Nvidia plays the meltdown blame game


N

NV55

Comment Story doesn't mesh with reality

By Charlie Demerjian: Monday, 07 July 2008, 4:32 PM


NVIDIA'S STOCK TOOK a long overdue beating the other day, more because
Wall Street is collectively horrified that it has been lied to than
any fundamentals that are public. That said, the 8K keeps up the
firm's tradition of honesty and integrity.

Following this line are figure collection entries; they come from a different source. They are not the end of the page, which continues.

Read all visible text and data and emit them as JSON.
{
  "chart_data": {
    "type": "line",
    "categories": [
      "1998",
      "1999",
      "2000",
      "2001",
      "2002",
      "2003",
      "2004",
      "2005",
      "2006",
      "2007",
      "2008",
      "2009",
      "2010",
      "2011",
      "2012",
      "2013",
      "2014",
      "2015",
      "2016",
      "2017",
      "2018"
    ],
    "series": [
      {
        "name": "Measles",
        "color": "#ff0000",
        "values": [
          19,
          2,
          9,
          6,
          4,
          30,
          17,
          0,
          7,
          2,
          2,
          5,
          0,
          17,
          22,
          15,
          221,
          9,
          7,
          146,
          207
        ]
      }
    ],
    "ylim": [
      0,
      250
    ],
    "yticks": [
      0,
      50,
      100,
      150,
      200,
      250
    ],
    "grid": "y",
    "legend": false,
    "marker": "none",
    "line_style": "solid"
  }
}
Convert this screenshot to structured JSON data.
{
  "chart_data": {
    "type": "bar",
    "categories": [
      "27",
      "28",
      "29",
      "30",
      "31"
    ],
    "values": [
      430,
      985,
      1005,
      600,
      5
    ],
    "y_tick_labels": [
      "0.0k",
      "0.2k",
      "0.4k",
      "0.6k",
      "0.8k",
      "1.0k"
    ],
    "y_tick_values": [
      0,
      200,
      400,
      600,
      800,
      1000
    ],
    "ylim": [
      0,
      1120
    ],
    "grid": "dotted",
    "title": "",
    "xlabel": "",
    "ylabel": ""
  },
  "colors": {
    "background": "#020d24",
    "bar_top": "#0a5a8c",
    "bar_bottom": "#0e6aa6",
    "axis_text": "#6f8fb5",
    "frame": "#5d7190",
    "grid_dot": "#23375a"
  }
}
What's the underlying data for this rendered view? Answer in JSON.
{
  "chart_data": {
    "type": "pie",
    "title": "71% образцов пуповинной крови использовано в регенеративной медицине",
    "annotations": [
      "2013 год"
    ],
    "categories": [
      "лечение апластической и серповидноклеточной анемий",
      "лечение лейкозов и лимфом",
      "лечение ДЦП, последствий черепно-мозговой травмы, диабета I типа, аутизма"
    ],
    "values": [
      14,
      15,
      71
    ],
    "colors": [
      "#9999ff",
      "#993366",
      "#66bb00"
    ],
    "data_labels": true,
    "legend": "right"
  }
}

The root of the problem is, so far, HP notebooks, but likely others.
You can see the HP page here, and at least one lawsuit about the same
thing here. No mention of this in the Nvidia statement though. Why
would they? If you look at what Nvidia says, it isn't their fault, it
is those damn suppliers.

The official line is: "While we have not been able to determine a root
cause for these failures, testing suggests a weak material set of die/
package combination, system thermal management designs, and customer
use patterns are contributing factors". Parsing that, you see that
they are blaming fabs and packaging suppliers first, OEMs second, and
those damn users third, but they have no fault here, NV can do no
wrong.

This is really dangerous for three reasons: they are annoying
suppliers, annoying OEMs and annoying users. Last we checked, they
need all three to remain in business.

The weak die/packaging excuse doesn't wash at all. Nvidia is blaming
TSMC behind the scenes, trashing them pretty hard through 'unofficial'
channels to deflect blame. They are likely to be doing the same to
packaging suppliers as well, and others. The reason this doesn't wash
is that there are only a handful of suppliers in each of these fields.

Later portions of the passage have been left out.